Posted by: Dave K | March 27, 2008 at 07:49 PM
How could one learn to appreciate baseball? The TV commentaries are so incredibly dim. Almost soccer-level dim.
Posted by: dearieme | March 28, 2008 at 12:03 AM
"How could one learn to appreciate baseball? The TV commentaries are so incredibly dim. Almost soccer-level dim."
Ain't that the truth. A good rule of thumb is that local announcers are frequently better than national network announcers. This isn't always true. Some are disasterous. But good national-level announcers are very rare. FOX is especially bad, as it institutionally seems to dislike baseball and would rather show you celebrities in the stands than the actual game. (FOX is very good with football, however.) CBS does a much better job.
The broader answer to your question depends on where you are. If you are in the United States, the first step is to go to games live. Baseball is better live than on TV. Don't restrict yourself to major league baseball, or even professional ball. Minor league ball has several advantages, not the least being cheaper and better seats available. If you have a friend who knows the game, take him along and buy him a hot dog as he explains the fine points. If you don't know someone who can do this, go to a minor league game and look for a fan holding a score book. This person is a student of the game, and not there merely to get drunk.
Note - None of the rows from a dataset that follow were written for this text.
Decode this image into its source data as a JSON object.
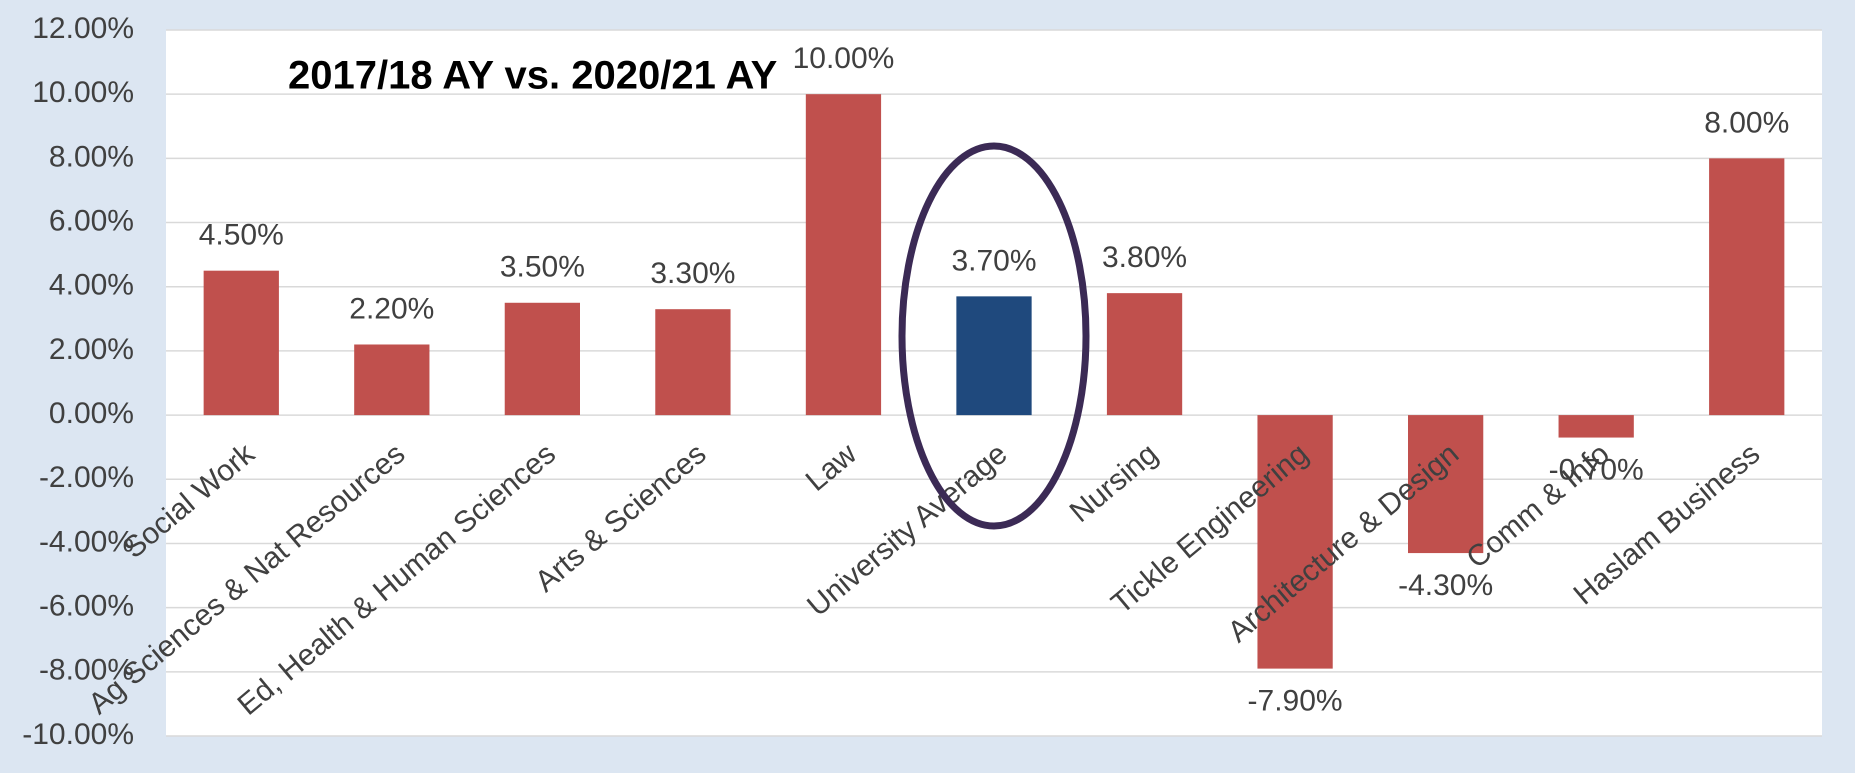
{
  "chart_data": {
    "type": "bar",
    "title": "2017/18 AY vs. 2020/21 AY",
    "categories": [
      "Social Work",
      "Ag Sciences & Nat Resources",
      "Ed, Health & Human Sciences",
      "Arts & Sciences",
      "Law",
      "University Average",
      "Nursing",
      "Tickle Engineering",
      "Architecture & Design",
      "Comm & Info",
      "Haslam Business"
    ],
    "values": [
      4.5,
      2.2,
      3.5,
      3.3,
      10,
      3.7,
      3.8,
      -7.9,
      -4.3,
      -0.7,
      8
    ],
    "value_labels": [
      "4.50%",
      "2.20%",
      "3.50%",
      "3.30%",
      "10.00%",
      "3.70%",
      "3.80%",
      "-7.90%",
      "-4.30%",
      "-0.70%",
      "8.00%"
    ],
    "colors": [
      "#c0504d",
      "#c0504d",
      "#c0504d",
      "#c0504d",
      "#c0504d",
      "#1f497d",
      "#c0504d",
      "#c0504d",
      "#c0504d",
      "#c0504d",
      "#c0504d"
    ],
    "ylim": [
      -10,
      12
    ],
    "yticks": [
      {
        "value": -10,
        "label": "-10.00%"
      },
      {
        "value": -8,
        "label": "-8.00%"
      },
      {
        "value": -6,
        "label": "-6.00%"
      },
      {
        "value": -4,
        "label": "-4.00%"
      },
      {
        "value": -2,
        "label": "-2.00%"
      },
      {
        "value": 0,
        "label": "0.00%"
      },
      {
        "value": 2,
        "label": "2.00%"
      },
      {
        "value": 4,
        "label": "4.00%"
      },
      {
        "value": 6,
        "label": "6.00%"
      },
      {
        "value": 8,
        "label": "8.00%"
      },
      {
        "value": 10,
        "label": "10.00%"
      },
      {
        "value": 12,
        "label": "12.00%"
      }
    ],
    "grid": true
  }
}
Chances are excellent that he or she would be more than happy to explain matters.
Posted by: Richard Hershberger | March 28, 2008 at 03:57 PM
form memory the 5th day at Lords in 1984 was when the windies chased down over 300 on the final day, with the help of c223 from Greenidge, this is still in the top 4 or 5 last innings totals ever chased in England i would wager. This let them take a 2-0 lead against an England side who, looking back, were quite a tasty mob that faniced their chances against the carribean kings. That england lost the next 9 straight tests against them is neither here nor there. Anyway - it was a good day for Mr. Boswell to go to the cricket.
Posted by: tommyt | March 28, 2008 at 10:30 PM
Another way to learn baseball would be to read Tom Boswell, as well as others. I never liked baseball until I started reading about it. When you know what to look for, it's a whole other game.
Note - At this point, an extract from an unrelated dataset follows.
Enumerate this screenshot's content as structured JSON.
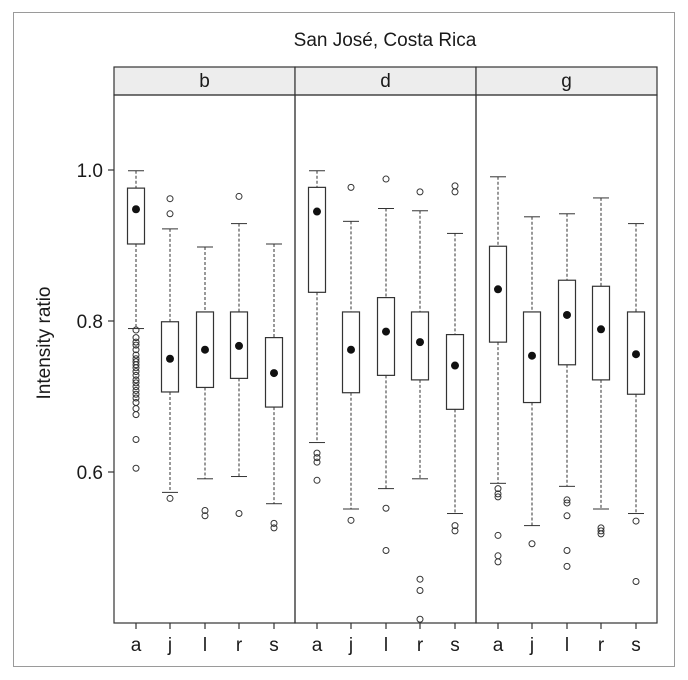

Posted by: Phil | March 30, 2008 at 10:34 PM
In Australia (my home) we play both sports at school level, although baseball is not as popular with adult participants.
I think that in the main cricket followers cannot respect baseball due to the sheer courage it takes to face a cricket fast bowler at test level.
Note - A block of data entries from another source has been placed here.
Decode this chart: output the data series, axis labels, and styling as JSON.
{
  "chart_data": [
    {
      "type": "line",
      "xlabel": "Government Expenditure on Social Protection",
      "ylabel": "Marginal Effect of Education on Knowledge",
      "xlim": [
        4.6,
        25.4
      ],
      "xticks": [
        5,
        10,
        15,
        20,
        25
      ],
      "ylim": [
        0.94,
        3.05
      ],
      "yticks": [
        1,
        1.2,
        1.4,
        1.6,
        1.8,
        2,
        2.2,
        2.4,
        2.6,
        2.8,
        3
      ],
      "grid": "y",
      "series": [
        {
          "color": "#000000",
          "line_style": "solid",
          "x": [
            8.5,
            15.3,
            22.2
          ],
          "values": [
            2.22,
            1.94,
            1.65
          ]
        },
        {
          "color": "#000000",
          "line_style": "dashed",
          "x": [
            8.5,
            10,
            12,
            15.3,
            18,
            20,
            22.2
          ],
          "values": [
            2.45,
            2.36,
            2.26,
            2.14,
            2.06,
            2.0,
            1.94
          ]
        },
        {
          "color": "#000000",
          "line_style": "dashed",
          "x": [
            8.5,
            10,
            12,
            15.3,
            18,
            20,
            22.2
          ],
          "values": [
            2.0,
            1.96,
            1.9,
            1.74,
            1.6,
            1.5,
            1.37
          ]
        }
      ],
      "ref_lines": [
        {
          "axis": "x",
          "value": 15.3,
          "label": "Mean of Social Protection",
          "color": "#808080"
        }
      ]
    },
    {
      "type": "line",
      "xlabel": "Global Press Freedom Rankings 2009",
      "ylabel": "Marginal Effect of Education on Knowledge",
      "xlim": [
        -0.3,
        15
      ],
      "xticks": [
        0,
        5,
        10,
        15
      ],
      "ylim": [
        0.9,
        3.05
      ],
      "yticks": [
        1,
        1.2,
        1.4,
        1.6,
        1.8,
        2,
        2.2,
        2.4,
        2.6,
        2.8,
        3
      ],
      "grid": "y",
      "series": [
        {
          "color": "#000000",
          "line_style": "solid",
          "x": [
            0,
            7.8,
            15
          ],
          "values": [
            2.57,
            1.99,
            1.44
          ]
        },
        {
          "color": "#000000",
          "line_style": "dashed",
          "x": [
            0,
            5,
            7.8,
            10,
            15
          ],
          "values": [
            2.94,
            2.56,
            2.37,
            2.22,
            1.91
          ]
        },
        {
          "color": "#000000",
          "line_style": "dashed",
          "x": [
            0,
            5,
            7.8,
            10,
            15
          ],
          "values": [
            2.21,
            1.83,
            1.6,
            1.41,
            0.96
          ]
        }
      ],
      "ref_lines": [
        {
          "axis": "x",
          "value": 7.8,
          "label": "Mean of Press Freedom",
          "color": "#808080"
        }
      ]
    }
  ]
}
If I can illustrate please my point: because a batsmans main job is to protect his wicket he places his body directly in line with the path of the ball.. not along side the plate as in baseball. Please see this clip:
http://au.youtube.com/watch?v=w-f5pfBgpNE
Now in the modern game one wears helmets for protection however even with helmets if you get your footwork wrong in 0.5 of a second this can happen:
http://au.youtube.com/watch?v=4OxnYBV7vfw
Daniel Flynn of NZ lost both his front teeth..
Now the bottom line is everyone can wax lyrical about all the other nuances of both games but without the extra and very real dangers endemically involved in cricket batting at the highest level, baseball well just doesn't have the same sized testicles. Simple as that.
Posted by: Geoff Plumridge | July 07, 2008 at 01:15 AM
A good time is had by all, so long as no one was hoping to learn stuff. The Thomas Boswell quote is interesting because it is a person breaking out of his cultural boundaries.